There are several memorable love stories in the Bible. One is about Tobias, who persists in his love for Sarah and frees her from the power of a demon (The Book of Tobit). Another is the poem to erotic love known as the Song of Songs. But perhaps the most beloved of these stories is from the Book of Ruth.
Ruth, the Moabite daughter-in-law of Naomi, returns with her to Bethlehem after the deaths of their husbands. Her faithfulness is preserved in the lines often used as a wedding reading: “Wherever you go, I will go, wherever you live, I will live, your people shall be my people, and your God my God.”
This love story between two women then makes possible a second love story between Ruth and Boaz, who marries her and welcomes her into the genealogy of Israel as the great grandmother of King David and, ultimately, as part of the bloodline of Jesus through Joseph.
These moving stories remind us that the entire Bible is really a love story between God and humanity, played out generation by generation in the covenant God makes with Israel, often depicted as a nuptial relationship.

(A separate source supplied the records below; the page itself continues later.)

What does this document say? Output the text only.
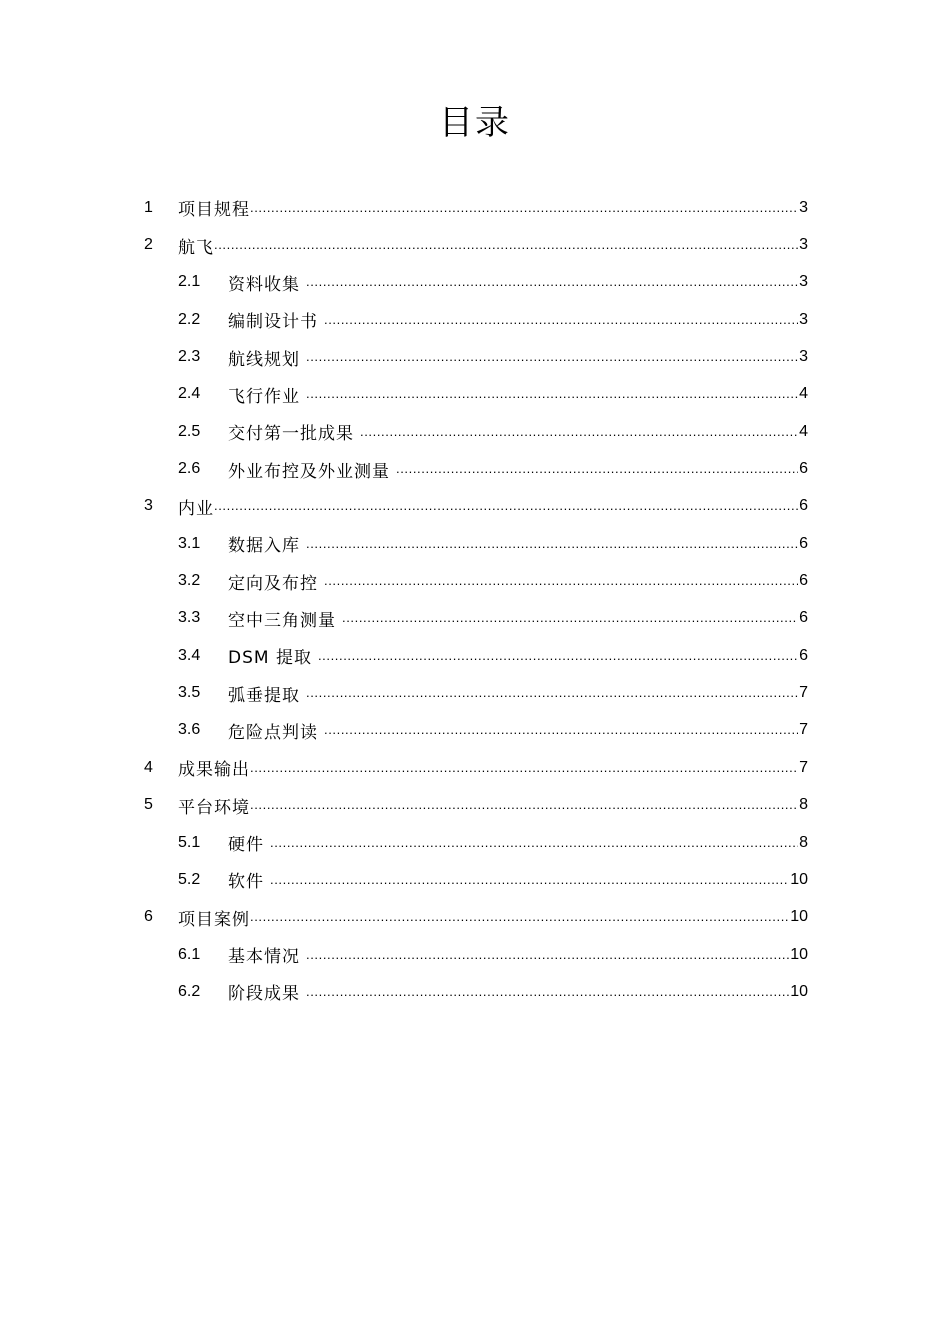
目录
1	项目规程 .....	3
2	航飞 .....	3
2.1	资料收集 .....	3
2.2	编制设计书 .....	3
2.3	航线规划 .....	3
2.4	飞行作业 .....	4
2.5	交付第一批成果 .....	4
2.6	外业布控及外业测量 .....	6
3	内业 .....	6
3.1	数据入库 .....	6
3.2	定向及布控 .....	6
3.3	空中三角测量 .....	6
3.4	DSM 提取 .....	6
3.5	弧垂提取 .....	7
3.6	危险点判读 .....	7
4	成果输出 .....	7
5	平台环境 .....	8
5.1	硬件 .....	8
5.2	软件 .....	10
6	项目案例 .....	10
6.1	基本情况 .....	10
6.2	阶段成果 .....	10
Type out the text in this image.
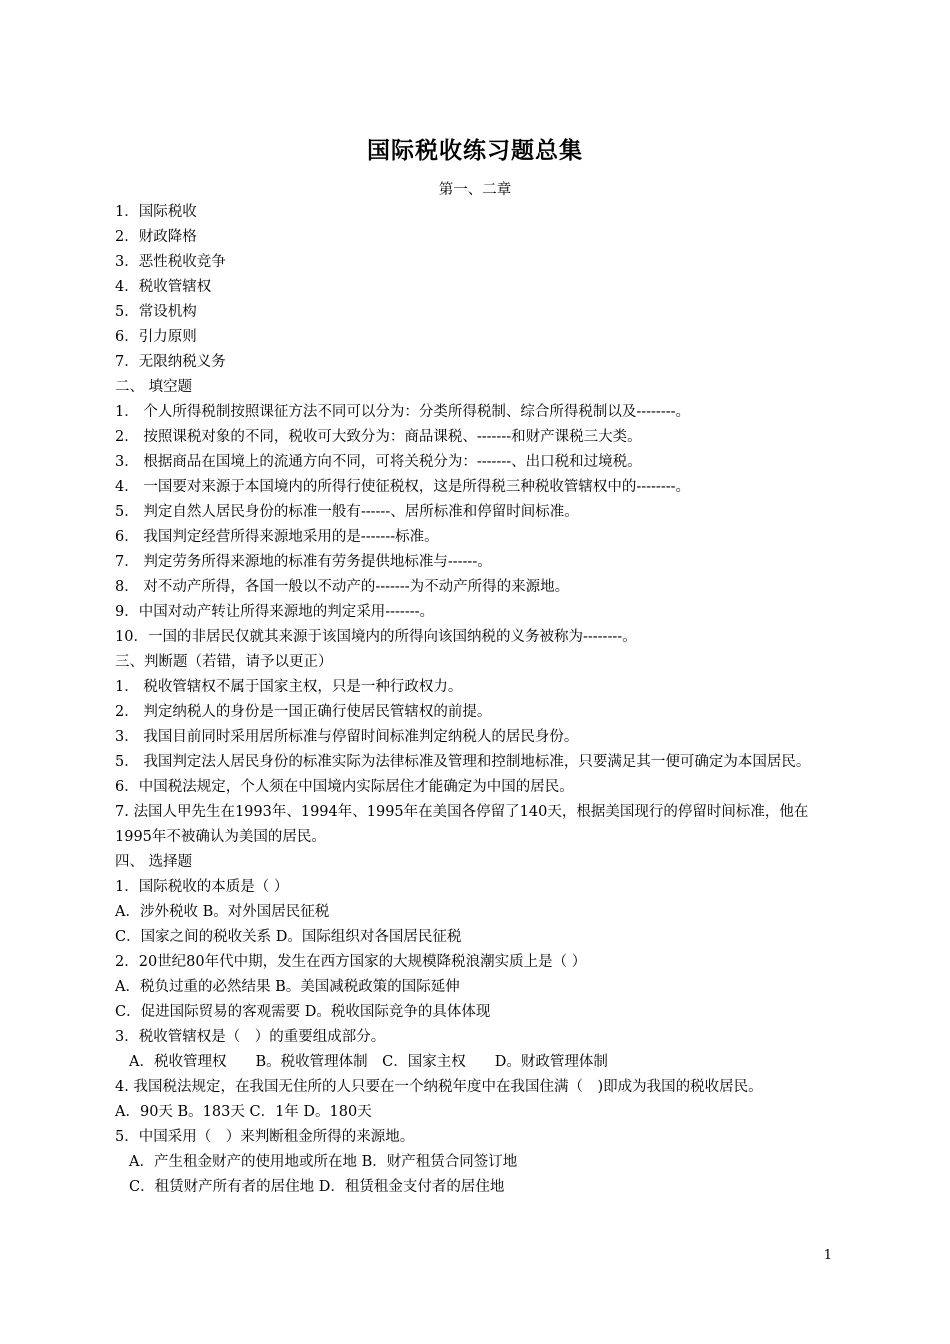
国际税收练习题总集
第一、二章
1．国际税收
2．财政降格
3．恶性税收竞争
4．税收管辖权
5．常设机构
6．引力原则
7．无限纳税义务
二、 填空题
1． 个人所得税制按照课征方法不同可以分为：分类所得税制、综合所得税制以及--------。
2． 按照课税对象的不同，税收可大致分为：商品课税、-------和财产课税三大类。
3． 根据商品在国境上的流通方向不同，可将关税分为：-------、出口税和过境税。
4． 一国要对来源于本国境内的所得行使征税权，这是所得税三种税收管辖权中的--------。
5． 判定自然人居民身份的标准一般有------、居所标准和停留时间标准。
6． 我国判定经营所得来源地采用的是-------标准。
7． 判定劳务所得来源地的标准有劳务提供地标准与------。
8． 对不动产所得，各国一般以不动产的-------为不动产所得的来源地。
9．中国对动产转让所得来源地的判定采用-------。
10．一国的非居民仅就其来源于该国境内的所得向该国纳税的义务被称为--------。
三、判断题（若错，请予以更正）
1． 税收管辖权不属于国家主权，只是一种行政权力。
2． 判定纳税人的身份是一国正确行使居民管辖权的前提。
3． 我国目前同时采用居所标准与停留时间标准判定纳税人的居民身份。
5． 我国判定法人居民身份的标准实际为法律标准及管理和控制地标准，只要满足其一便可确定为本国居民。
6．中国税法规定，个人须在中国境内实际居住才能确定为中国的居民。
7. 法国人甲先生在1993年、1994年、1995年在美国各停留了140天，根据美国现行的停留时间标准，他在1995年不被确认为美国的居民。
四、 选择题
1．国际税收的本质是（ ）
A．涉外税收 B。对外国居民征税
C．国家之间的税收关系 D。国际组织对各国居民征税
2．20世纪80年代中期，发生在西方国家的大规模降税浪潮实质上是（ ）
A．税负过重的必然结果 B。美国减税政策的国际延伸
C．促进国际贸易的客观需要 D。税收国际竞争的具体体现
3．税收管辖权是（　）的重要组成部分。
A．税收管理权　　B。税收管理体制　C．国家主权　　D。财政管理体制
4. 我国税法规定，在我国无住所的人只要在一个纳税年度中在我国住满（　)即成为我国的税收居民。
A．90天 B。183天 C．1年 D。180天
5．中国采用（　）来判断租金所得的来源地。
A．产生租金财产的使用地或所在地 B．财产租赁合同签订地
C．租赁财产所有者的居住地 D．租赁租金支付者的居住地
1
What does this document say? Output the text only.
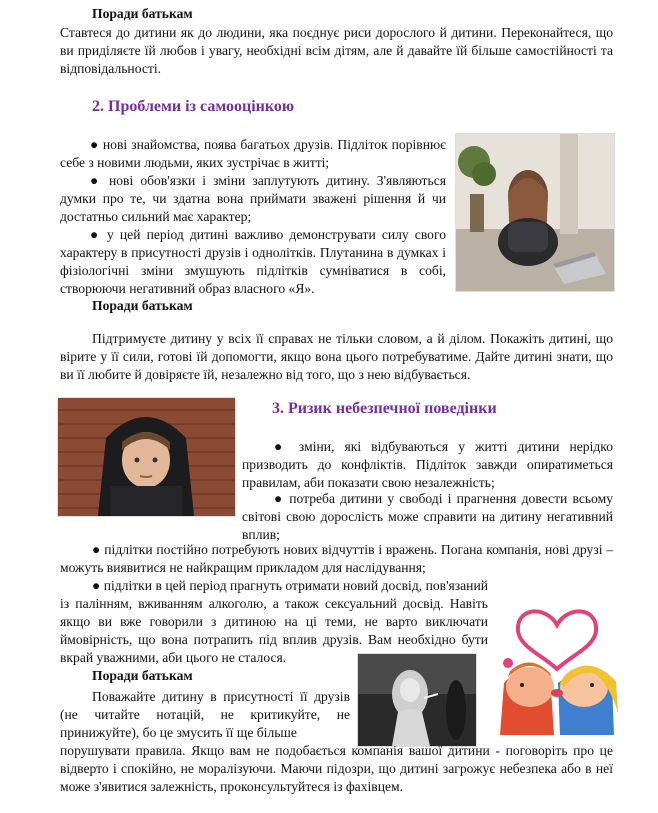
Поради батькам
Ставтеся до дитини як до людини, яка поєднує риси дорослого й дитини. Переконайтеся, що ви приділяєте їй любов і увагу, необхідні всім дітям, але й давайте їй більше самостійності та відповідальності.
2. Проблеми із самооцінкою
● нові знайомства, поява багатьох друзів. Підліток порівнює себе з новими людьми, яких зустрічає в житті;
● нові обов'язки і зміни заплутують дитину. З'являються думки про те, чи здатна вона приймати зважені рішення й чи достатньо сильний має характер;
● у цей період дитині важливо демонструвати силу свого характеру в присутності друзів і однолітків. Плутанина в думках і фізіологічні зміни змушують підлітків сумніватися в собі, створюючи негативний образ власного «Я».
Поради батькам
Підтримуєте дитину у всіх її справах не тільки словом, а й ділом. Покажіть дитині, що вірите у її сили, готові їй допомогти, якщо вона цього потребуватиме. Дайте дитині знати, що ви її любите й довіряєте їй, незалежно від того, що з нею відбувається.
3. Ризик небезпечної поведінки
● зміни, які відбуваються у житті дитини нерідко призводить до конфліктів. Підліток завжди опиратиметься правилам, аби показати свою незалежність;
● потреба дитини у свободі і прагнення довести всьому світові свою дорослість може справити на дитину негативний вплив;
● підлітки постійно потребують нових відчуттів і вражень. Погана компанія, нові друзі – можуть виявитися не найкращим прикладом для наслідування;
● підлітки в цей період прагнуть отримати новий досвід, пов'язаний із палінням, вживанням алкоголю, а також сексуальний досвід. Навіть якщо ви вже говорили з дитиною на ці теми, не варто виключати ймовірність, що вона потрапить під вплив друзів. Вам необхідно бути вкрай уважними, аби цього не сталося.
Поради батькам
Поважайте дитину в присутності її друзів (не читайте нотацій, не критикуйте, не принижуйте), бо це змусить її ще більше
порушувати правила. Якщо вам не подобається компанія вашої дитини - поговоріть про це відверто і спокійно, не моралізуючи. Маючи підозри, що дитині загрожує небезпека або в неї може з'явитися залежність, проконсультуйтеся із фахівцем.
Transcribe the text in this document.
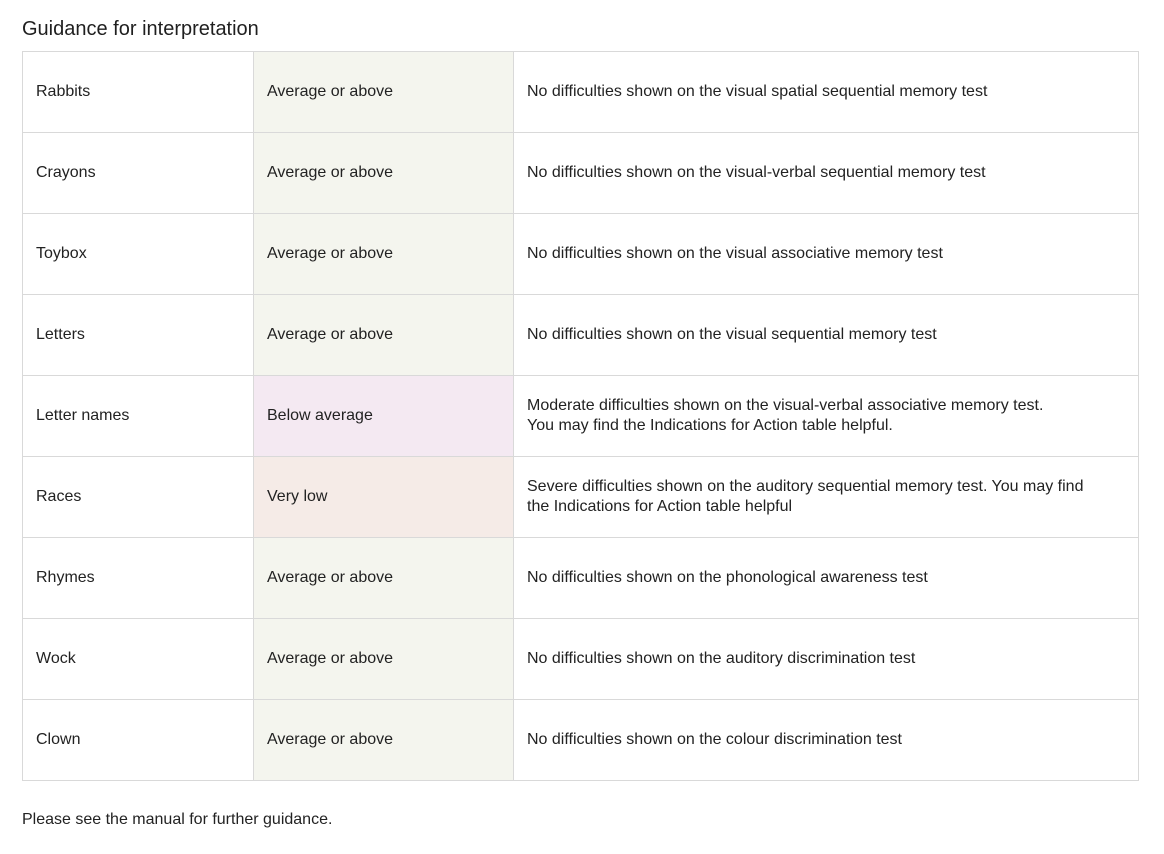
Guidance for interpretation
Rabbits	Average or above	No difficulties shown on the visual spatial sequential memory test

Crayons	Average or above	No difficulties shown on the visual-verbal sequential memory test

Toybox	Average or above	No difficulties shown on the visual associative memory test

Letters	Average or above	No difficulties shown on the visual sequential memory test

Letter names	Below average	Moderate difficulties shown on the visual-verbal associative memory test.
You may find the Indications for Action table helpful.

Races	Very low	Severe difficulties shown on the auditory sequential memory test. You may find
the Indications for Action table helpful

Rhymes	Average or above	No difficulties shown on the phonological awareness test

Wock	Average or above	No difficulties shown on the auditory discrimination test

Clown	Average or above	No difficulties shown on the colour discrimination test

Please see the manual for further guidance.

Yet, too easily, the theme of love has been lost in the moral and ritual demands of religion, which has made believers into fearful subjects and God distant and inaccessible.
In today’s Gospel reading, we see some of the stone-faced skepticism of the religious leaders who were constantly trying to trap Jesus into saying something heretical in his teachings. One of the teachers of the law tests Jesus by asking him to say which of the many commandments of Moses was the most important. The wrong answer on something so basic would expose Jesus as ignorant or a fraud.
Jesus answers by reciting the Sh’ma, the common prayer said daily by all Jews that grounded them in the covenant. In doing so, Jesus reminded the leaders that the whole Bible was a love story. If we love God with all our heart, mind, soul and strength and our neighbor as ourselves, we fulfill the entire Law.
The answer is correct, and it entraps the teacher of the Torah and his companions in the inescapable conclusion that their hateful attempts to bring down Jesus were contradicting their own presumptions about being faithful to God and to the covenant. Without love, they were obscuring the heart of the Law.
Jesus frees us from being anxious about obeying all the commandments and rules of the church. All he asks is that we let love lead us through the day, saying and doing what love suggests in any situation. If we aren’t sure or make a mistake, love always finds a way to try again. If we do our best, love even covers over our sins. This is religion as the Bible meant it to be.